In your own words, describe Africa.
I see Africa as a sleeping giant who needs to be awakened. Africa has great potential for development due to its natural and human resources. There is a popular saying in my tongue that says, “You cannot clean the flour on the floor with one hand.” I think what is needed in Africa is that other strong hand—which in my personal opinion is the developed world—to awaken him and wash his face so that the direction for real development can be found. Up ‘til now, Africa has been receiving so much help from the West— but truly, it is better to teach how to fish rather than giving the fish.

If you could give one piece of advice, what would it be?
I would say that maybe for the world we are one person, but for one person we are the world. We cannot change the entire world, but we can change the world of somebody. Let everybody seek and accomplish the purpose of God for his life, because mortals become immortal by the things they do and that remain after them.

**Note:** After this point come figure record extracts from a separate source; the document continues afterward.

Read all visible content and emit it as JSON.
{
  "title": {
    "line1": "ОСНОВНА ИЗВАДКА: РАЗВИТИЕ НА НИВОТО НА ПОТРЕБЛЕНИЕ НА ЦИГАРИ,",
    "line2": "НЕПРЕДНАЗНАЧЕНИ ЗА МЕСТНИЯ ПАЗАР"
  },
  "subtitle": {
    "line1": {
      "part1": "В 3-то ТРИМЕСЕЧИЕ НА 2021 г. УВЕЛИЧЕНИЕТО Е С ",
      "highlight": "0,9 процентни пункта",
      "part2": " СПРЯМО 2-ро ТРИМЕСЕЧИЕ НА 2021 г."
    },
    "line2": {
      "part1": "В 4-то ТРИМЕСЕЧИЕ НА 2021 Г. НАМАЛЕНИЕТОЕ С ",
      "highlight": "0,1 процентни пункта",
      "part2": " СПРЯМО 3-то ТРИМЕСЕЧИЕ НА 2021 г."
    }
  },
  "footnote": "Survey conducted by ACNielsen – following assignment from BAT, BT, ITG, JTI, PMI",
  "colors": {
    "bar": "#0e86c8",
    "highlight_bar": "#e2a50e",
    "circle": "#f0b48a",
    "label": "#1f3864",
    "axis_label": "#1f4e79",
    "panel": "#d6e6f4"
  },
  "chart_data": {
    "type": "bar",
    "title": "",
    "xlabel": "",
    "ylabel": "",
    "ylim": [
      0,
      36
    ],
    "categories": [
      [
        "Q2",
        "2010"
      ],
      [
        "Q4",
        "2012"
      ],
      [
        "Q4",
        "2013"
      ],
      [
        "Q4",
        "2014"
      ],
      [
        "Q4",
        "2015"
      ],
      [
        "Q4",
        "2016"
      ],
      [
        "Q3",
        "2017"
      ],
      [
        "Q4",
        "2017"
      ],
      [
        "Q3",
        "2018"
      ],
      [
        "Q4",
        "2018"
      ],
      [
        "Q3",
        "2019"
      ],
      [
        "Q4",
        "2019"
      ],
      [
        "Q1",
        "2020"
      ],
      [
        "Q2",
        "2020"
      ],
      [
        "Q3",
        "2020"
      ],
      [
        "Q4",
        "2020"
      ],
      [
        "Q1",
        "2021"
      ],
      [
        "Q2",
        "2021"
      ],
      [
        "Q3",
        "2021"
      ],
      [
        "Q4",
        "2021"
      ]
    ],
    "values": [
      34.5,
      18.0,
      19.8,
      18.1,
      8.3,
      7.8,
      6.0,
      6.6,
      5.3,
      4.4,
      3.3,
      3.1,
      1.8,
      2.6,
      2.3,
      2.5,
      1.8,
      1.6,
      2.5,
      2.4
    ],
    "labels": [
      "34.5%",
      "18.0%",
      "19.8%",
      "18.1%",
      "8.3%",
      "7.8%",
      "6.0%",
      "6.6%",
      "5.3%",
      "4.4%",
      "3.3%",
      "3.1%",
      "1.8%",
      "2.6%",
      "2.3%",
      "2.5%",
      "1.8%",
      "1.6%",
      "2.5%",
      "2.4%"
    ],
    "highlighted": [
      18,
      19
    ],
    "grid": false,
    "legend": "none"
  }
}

It's great to have Dr. Ouedraogo working alongside us.
The women began arriving in Pointe Noire with the hope of receiving life changing surgeries to repair obstetric fistulas. Fistulas of this kind typically occur as a result of prolonged obstructed labor during child birth. While the surgeries can repair the physical damage, much care is taken in offering healing for the women’s spirits as well.  Please pray for the women who are traveling to the ship to receive surgery, that they may arrive safely and experience complete healing.

The hospital wards soon filled with dancing and singing in celebration of lives transformed.  Once healed each lady is given a new dress and we hold a dress ceremony to celebrate them being dry.  The celebration soon echo through the hallways of the Africa Mercy hospital. Women who were once living with the difficulties related to obstetric fistulas are now returning home - healed.
 Pray with us for the women to be embraced by their families and to find joy in the new beginning.